I certainly agree, however, that monolithic 3D (“M3D” according to Leti) provides essential capabilities for the next 50 years of IC fabrication.
Interestingly the size of a potassium channel in nerve cells is also 3.1 nm in diameter with an internal conduction channel of about 1nm. So much the same as the CNTs. If evolution hasn’t managed anything better then maybe this is another guide to the practical scaling limit, though Nature has managed to solve the 3D integration cost issue 🙂
Mark Twain would laugh and probably say something like …
“News of Moore’s Law’s death of is greatly exaggerated.”
Is the bottom really defined by solid state devices centered around the single atomic layers? Perhaps for solid state devices as we imagine them now but in a world where dark matter makes up most of the universe and lacking a good theory of quantum gravity (and inertia) there is hope that the obituary du jour will simply require a retraction for at least another day.
The bottom may drop out (once again) to subatomic electronics using for example quarks and gluons?
And then there is that pesky spooky-action-at-a-distance. Could entanglement and other well known physics phenomena be harnessed for the energy, information and propulsion?
The real answer is that we don’t know where the bottom is. However, we do know where there are safe places to stand on while we figure out where the bottom really is.
Hello David,
Sorry, but sub-atomic reality disallows for the formation of static structures with which to build ICs. Atoms are the smallest stable forms of matter on planet earth with which we can build anything. Atoms are, in fact, the bottom…so no matter (pun intended) what hypothetical mechanism you’d like to use in a switch (you can invoke dark-matter, n-dimensional hyper-strings, spooky-action-at-a-distance, etc.) you’re limited to building it out of atoms. Atoms don’t scale.
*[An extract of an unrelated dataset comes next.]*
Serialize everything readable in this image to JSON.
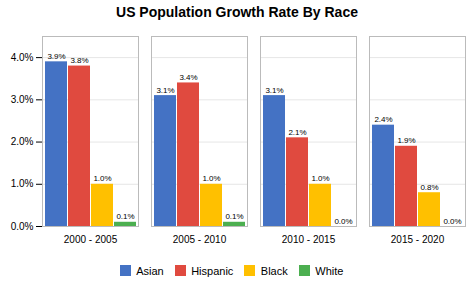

Structures do not have to be stable to be used> Qubits can be usefully built and broken down, and spintronics can work with individual electrons. We shall see if these technologies mature into fab-able form.
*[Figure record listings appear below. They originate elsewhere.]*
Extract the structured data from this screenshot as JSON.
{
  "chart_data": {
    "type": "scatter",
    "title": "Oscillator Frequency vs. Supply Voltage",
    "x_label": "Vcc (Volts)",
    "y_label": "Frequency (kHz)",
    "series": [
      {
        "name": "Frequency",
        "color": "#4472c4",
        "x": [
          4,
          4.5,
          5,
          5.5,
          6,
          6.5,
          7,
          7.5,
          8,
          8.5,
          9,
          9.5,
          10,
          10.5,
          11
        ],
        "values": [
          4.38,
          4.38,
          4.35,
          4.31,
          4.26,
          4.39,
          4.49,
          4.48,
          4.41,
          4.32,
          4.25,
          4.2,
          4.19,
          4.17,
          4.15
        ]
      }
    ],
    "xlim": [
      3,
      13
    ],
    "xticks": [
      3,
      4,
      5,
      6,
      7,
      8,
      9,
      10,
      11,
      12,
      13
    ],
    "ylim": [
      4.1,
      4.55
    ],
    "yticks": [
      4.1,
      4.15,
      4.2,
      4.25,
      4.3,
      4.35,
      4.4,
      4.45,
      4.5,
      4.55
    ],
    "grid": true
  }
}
In the only world I’ve ever know, structures have to be stable to be used. While a lab may have shown a spintronic device working with an individual electron, said spintronic device must be built out of stable physical atoms of finite size.
I guess this analysis represents what has been (perhaps distantly) foreseen for a long time; people just kept arguing about what is practical (gate thicknesses, lithography, etc.). The time has to come when scaling size stops, and these structures become a commodity which may connect to something else.
The cost of CMOS at this level is really not a big impediment: a whole lot of things could be done just by building out infrastructure at a constant cost. Energy is the limit: we cannot turn all of our intellectual activity over to computers with present energy/computation. So for progress of the economy which depends on computers, energy should be the focus.
Without ruling out some grand innovation in digital computation, it seems to me (as it has seemed for decades) that this is where neural network-type computing has to be taken seriously. Our brains work on 50W, and while they can’t factor primes, they still compete with Watson which I believe takes a few MW.
IEEE Spectrum has a great new article about Silicon being used in Quantum Computing. Note that the size of the smallest stable shown quantum-mumble in silicon is reportedly ~20nm, and that does not include read/write structures. Theoretically, 3nm diameter quantum dots could be connected using 3 SWCNT…but to the best of my knowledge no one has shown anything similar in practice and I know of no one currently exploring such work.